L’homme aux commandes de l’objet c’est Paul Savoye. Figure jurassienne connue de l’aéromodélisme, il est également considéré comme particulièrement talentueux dans les milieux de la micromécanique de haute précision.
Le brigadier explique :
« Nous avons été prévenus qu’un hélicoptère avait atterrit sur le parking ! ».
Au cœur du réacteur…
L’hélicoptère n’est pas là, mais en effet, c’est bien son réacteur, que Paul testait. Un directeur du centre commercial en avait reconnu le bruit très caractéristique et avait alerté la police. L’auteur de ces émois s’inquiète : est-ce interdit ? Pas vraiment : Bruyant, certes, mais le voisinage est loin, et la loi ne n’interdit pas cet usage il est vrai inhabituel, d’un parking public.
Tout de même, un policier, manifestement connaisseur, s’étonne :
« Ôtez-moi d’un doute, ce réacteur, ce n’est tout de même pas vous qui l’avez construit ? »
Eh bien si justement. En général les amateurs de modèle réduits achètent au moins le moteur. Paul fabrique tout. Et concevoir puis réaliser un réacteur fonctionnel n’est pas à la portée du premier venu : c’est être capable de souder des alliages d’aluminium, travailler l’inox réfractaire pour résister à des températures de 1200° , être hyper précis notamment sur les équilibrages.
« … Autant de défis, mais c’est ce que j’aime ! »
« Stimulant et proche de la démarche artistique… »
Défi ! Le mot est lâché.
Après des études techniques, Paul Savoye s’est spécialisé en micromécanique, d’abord en horlogerie chez ODO puis en lunetterie haut de gamme chez Julien.
« J’avais la responsabilité de l’atelier création. Pour les salons, Il fallait sans arrêt être réactif pour apporter des solutions à des trucs impossibles dans des délais impossibles. Je trouvais ça très stimulant et sans doute assez proches de la démarche artistique. Il s’agit dans tous les cas de créer depuis une idée, donc de savoir mobiliser l’imagination ».
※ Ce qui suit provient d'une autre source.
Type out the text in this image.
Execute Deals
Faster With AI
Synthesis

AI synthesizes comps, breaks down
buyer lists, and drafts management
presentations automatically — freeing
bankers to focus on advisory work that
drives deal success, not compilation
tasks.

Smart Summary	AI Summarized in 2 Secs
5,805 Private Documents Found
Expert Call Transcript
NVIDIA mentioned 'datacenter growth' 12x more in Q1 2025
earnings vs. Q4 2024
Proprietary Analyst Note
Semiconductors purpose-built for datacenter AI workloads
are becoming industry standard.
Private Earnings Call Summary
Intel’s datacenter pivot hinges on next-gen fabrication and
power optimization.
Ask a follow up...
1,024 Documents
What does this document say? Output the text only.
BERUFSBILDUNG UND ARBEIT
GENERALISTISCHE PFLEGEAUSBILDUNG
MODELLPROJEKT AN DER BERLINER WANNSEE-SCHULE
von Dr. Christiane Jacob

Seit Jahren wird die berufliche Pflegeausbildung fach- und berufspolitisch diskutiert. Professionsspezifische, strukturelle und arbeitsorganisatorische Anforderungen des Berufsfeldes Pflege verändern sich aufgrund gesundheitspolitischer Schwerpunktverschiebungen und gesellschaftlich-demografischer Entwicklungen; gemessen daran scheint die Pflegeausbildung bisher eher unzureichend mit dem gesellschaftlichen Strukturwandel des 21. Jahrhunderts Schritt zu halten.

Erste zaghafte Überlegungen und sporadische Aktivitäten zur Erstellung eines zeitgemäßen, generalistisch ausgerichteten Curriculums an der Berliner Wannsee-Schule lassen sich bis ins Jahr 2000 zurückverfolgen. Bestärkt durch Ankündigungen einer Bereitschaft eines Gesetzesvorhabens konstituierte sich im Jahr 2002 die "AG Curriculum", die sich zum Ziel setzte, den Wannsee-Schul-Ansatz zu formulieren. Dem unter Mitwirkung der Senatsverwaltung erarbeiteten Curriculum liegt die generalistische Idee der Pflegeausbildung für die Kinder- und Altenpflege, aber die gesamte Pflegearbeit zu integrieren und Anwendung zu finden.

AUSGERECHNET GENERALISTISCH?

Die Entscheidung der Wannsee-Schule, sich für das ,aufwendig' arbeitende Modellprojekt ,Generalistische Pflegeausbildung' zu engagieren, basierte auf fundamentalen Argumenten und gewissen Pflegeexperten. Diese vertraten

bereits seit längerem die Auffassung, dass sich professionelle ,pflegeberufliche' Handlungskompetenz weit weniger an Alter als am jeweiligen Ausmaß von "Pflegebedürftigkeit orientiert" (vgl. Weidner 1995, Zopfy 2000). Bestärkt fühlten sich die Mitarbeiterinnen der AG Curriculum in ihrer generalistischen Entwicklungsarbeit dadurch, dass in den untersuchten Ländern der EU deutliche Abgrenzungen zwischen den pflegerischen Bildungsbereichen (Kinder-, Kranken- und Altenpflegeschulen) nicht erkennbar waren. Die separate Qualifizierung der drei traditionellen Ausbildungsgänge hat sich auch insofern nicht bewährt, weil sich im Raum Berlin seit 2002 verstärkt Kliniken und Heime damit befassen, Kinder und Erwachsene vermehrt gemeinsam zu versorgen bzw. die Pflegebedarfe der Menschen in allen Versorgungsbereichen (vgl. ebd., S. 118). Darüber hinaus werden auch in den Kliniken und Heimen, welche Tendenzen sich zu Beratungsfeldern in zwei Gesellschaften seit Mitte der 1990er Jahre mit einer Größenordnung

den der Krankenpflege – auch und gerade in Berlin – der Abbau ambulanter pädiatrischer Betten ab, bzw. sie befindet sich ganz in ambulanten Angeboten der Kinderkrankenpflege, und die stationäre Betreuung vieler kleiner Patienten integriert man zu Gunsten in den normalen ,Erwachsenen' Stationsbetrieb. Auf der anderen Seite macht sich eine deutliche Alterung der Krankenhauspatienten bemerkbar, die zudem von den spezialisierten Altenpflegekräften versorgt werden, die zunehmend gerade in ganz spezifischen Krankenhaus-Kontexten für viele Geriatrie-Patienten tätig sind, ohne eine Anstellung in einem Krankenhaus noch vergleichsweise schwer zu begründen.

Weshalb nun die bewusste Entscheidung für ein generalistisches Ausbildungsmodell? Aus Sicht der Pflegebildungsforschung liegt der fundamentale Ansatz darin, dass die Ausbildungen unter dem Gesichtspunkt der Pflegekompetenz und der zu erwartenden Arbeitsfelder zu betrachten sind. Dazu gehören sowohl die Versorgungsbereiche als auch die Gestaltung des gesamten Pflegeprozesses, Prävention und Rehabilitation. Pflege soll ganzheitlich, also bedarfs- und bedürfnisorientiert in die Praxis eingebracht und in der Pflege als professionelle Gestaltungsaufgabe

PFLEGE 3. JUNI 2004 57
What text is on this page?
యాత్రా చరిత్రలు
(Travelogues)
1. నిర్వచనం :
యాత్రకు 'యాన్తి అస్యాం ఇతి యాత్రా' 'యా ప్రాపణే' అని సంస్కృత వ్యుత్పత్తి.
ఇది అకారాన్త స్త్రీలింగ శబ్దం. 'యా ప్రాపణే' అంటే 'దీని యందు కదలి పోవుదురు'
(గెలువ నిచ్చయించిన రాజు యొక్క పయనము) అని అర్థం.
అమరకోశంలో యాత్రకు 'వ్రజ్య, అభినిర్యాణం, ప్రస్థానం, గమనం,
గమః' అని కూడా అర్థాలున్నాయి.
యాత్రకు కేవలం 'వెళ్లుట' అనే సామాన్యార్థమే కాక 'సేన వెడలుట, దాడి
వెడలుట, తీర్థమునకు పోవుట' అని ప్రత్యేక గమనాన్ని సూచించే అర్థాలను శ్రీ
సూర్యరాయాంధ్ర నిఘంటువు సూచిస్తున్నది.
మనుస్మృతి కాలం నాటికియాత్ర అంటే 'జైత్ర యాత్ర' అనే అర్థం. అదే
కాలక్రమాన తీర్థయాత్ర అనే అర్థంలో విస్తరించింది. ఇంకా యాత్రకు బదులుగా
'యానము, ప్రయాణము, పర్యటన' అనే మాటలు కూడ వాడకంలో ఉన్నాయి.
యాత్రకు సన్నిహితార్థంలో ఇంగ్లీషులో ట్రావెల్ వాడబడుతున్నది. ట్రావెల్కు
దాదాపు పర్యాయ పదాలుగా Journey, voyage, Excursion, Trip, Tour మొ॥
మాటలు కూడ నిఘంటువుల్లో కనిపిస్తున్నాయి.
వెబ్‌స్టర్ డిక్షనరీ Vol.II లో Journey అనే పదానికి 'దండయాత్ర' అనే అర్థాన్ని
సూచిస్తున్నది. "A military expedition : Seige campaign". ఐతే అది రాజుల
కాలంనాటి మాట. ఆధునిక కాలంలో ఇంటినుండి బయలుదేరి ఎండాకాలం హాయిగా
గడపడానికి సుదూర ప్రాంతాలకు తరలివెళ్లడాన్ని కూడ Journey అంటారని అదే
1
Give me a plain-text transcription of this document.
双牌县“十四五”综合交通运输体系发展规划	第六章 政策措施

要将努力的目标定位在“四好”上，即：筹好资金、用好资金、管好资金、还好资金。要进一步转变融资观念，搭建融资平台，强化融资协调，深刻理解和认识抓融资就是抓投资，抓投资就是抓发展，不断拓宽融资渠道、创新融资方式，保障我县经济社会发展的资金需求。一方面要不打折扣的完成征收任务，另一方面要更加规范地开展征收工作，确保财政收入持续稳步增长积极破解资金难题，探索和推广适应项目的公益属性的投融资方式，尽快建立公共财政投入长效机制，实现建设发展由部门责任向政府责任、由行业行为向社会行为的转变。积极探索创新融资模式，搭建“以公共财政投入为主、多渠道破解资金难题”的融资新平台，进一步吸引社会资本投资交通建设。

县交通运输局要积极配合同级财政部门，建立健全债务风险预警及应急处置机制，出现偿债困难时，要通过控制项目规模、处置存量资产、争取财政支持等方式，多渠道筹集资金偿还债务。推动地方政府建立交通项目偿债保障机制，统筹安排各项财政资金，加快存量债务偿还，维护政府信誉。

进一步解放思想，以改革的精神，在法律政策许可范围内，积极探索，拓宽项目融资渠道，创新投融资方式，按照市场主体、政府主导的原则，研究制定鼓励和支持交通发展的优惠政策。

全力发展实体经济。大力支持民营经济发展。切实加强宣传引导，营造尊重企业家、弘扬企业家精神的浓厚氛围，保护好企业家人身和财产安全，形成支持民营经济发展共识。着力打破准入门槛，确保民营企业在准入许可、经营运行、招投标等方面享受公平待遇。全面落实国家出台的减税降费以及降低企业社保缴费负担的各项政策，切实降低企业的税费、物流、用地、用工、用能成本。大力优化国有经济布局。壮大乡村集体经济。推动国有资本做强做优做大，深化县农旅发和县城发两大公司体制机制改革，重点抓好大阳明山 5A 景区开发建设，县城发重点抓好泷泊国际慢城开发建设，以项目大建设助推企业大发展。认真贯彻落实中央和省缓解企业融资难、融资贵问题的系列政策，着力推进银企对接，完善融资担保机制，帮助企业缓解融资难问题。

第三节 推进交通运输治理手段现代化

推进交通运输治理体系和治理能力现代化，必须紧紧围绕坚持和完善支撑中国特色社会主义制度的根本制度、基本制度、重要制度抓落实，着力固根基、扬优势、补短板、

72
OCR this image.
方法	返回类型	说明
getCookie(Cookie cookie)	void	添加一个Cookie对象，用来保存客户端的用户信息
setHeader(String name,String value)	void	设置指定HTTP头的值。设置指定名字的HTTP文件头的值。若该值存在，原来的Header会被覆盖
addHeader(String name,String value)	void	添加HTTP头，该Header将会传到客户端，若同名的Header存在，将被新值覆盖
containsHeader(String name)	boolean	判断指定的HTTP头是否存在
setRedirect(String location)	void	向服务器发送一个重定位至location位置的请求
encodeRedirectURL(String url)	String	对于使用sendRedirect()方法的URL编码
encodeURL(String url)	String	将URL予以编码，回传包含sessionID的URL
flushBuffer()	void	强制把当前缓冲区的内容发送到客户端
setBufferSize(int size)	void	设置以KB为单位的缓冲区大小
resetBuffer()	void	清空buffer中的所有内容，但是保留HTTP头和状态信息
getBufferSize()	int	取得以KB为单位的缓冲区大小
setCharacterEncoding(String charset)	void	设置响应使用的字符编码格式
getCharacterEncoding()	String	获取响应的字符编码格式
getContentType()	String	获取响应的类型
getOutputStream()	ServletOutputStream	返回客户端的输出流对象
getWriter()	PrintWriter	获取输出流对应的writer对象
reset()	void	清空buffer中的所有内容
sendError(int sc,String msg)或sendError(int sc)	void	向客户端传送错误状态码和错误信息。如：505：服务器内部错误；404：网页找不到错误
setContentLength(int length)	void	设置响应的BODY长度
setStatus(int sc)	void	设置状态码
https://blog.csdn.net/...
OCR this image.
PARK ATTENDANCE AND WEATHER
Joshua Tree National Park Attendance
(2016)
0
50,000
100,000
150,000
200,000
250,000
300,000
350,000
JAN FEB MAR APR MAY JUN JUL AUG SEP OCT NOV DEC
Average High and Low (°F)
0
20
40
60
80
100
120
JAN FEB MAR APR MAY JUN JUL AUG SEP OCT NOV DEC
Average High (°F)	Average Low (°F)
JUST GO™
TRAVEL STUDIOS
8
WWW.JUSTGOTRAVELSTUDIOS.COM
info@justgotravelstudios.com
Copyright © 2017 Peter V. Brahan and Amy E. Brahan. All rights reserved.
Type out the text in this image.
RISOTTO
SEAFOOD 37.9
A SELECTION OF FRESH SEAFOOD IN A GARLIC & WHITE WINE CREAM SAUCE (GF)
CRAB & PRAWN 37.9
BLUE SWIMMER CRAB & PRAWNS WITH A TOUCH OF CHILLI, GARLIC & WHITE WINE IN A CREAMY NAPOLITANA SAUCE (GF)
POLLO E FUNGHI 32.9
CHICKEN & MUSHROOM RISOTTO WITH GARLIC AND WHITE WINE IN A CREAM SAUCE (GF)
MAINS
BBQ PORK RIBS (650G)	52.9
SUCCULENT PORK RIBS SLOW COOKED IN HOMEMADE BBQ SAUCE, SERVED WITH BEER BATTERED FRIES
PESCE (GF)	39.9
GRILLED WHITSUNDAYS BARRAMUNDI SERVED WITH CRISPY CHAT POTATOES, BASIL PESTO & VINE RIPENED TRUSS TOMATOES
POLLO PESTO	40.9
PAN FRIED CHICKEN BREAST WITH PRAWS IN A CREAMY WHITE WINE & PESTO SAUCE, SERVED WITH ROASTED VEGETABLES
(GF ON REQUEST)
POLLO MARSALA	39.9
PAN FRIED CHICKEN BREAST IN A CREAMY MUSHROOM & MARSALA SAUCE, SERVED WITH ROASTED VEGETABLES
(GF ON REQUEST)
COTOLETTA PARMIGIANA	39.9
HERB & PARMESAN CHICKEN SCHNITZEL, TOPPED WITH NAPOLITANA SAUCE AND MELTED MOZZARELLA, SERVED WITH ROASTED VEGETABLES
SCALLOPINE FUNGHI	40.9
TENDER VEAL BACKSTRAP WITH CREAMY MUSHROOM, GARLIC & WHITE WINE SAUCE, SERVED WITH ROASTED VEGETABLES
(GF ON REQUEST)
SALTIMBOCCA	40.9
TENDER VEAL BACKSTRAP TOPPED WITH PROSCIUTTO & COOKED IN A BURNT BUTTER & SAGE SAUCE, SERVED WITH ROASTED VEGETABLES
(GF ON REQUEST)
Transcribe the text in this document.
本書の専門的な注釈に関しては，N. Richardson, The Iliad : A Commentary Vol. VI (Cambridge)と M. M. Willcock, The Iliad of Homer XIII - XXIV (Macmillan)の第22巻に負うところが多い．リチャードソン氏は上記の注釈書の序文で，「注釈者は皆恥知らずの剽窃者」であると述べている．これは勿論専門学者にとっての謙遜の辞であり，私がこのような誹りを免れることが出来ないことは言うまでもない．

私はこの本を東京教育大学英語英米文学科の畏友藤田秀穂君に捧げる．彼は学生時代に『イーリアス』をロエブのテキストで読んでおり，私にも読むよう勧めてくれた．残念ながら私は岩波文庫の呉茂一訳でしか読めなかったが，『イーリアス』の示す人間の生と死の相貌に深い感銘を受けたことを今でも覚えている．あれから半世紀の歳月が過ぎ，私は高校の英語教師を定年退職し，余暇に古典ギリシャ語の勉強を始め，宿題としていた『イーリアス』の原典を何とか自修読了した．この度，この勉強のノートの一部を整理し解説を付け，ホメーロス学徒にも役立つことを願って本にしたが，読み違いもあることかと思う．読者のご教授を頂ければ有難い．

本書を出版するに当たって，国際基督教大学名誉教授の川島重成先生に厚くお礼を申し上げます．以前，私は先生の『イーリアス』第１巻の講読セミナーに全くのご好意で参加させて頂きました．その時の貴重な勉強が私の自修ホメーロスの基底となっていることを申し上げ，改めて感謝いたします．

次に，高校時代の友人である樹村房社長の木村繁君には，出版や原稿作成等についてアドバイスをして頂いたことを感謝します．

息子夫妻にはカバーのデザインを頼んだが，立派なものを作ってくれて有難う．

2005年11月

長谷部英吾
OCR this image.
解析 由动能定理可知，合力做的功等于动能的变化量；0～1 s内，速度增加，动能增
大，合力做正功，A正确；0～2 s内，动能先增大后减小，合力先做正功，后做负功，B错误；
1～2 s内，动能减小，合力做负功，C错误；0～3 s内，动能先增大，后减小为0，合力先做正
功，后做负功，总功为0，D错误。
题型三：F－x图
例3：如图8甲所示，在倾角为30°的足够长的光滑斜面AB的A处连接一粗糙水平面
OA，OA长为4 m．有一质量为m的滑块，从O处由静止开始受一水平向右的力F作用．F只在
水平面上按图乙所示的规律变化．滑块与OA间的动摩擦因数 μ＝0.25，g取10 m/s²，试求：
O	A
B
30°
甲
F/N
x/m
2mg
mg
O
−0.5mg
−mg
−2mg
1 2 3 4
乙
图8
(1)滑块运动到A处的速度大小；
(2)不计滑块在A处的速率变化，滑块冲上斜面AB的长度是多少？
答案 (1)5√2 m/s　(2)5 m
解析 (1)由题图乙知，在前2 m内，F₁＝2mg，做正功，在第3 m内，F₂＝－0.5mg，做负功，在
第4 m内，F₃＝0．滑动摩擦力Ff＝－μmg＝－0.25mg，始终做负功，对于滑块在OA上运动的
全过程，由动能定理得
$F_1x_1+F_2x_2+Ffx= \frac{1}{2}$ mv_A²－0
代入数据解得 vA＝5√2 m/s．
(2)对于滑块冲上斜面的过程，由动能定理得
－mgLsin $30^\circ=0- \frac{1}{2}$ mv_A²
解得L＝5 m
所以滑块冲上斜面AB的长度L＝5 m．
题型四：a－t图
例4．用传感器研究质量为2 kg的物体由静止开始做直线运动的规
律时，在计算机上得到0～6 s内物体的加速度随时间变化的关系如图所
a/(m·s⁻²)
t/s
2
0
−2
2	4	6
Mais pourquoi les hélicoptères ?
« Natif d’Arbois, je me suis intéressé très tôt à tout ce qui volait. J’étais fasciné par les hélicoptères qui traitent les vignes. Je passais des heures à voir évoluer ces merveilleuses machines. Trop près même : je me suis une fois retrouvé vert de la tête aux pieds ! Je m’étais alors promis de reproduire cette technologie précisément parce qu’elle était complexe. J’y trouvais à la fois le plaisir de l’aéronautique et l’obsession de la mécanique. L’hélicoptère est le support qui me permet de pousser les défis techniques et en plus qui me fait rêver. Je fais partie du Club Modéliste Lédonien mais la plupart des
pilotes font voler des avions. En aéromodélisme l’hélicoptère est un domaine très spécial. Nous ne sommes que trois ou quatre, mais à ma connaissance, je n’en connais pas d’autres qui ai conçu et réalisé de A à Z un turboréacteur fonctionnel ». Et comme tous les pionniers, sa passion n’est pas sans risque : avec humour et peut-être une pointe de fierté, il se targue d’avoir eu un accident… d’hélicoptère !
Tours, fraises, plieuses, mais aussi un pantographe et une rectifieuse
« Lors d’une démonstration, le rotor n’était pas complétement arrêté et m’a déchiré la jambe ! » Et pour cause : Le rotor d’un hélicoptère tourne à 300 tours/minute. Mais plus c’est petit, plus ça doit tourner vite !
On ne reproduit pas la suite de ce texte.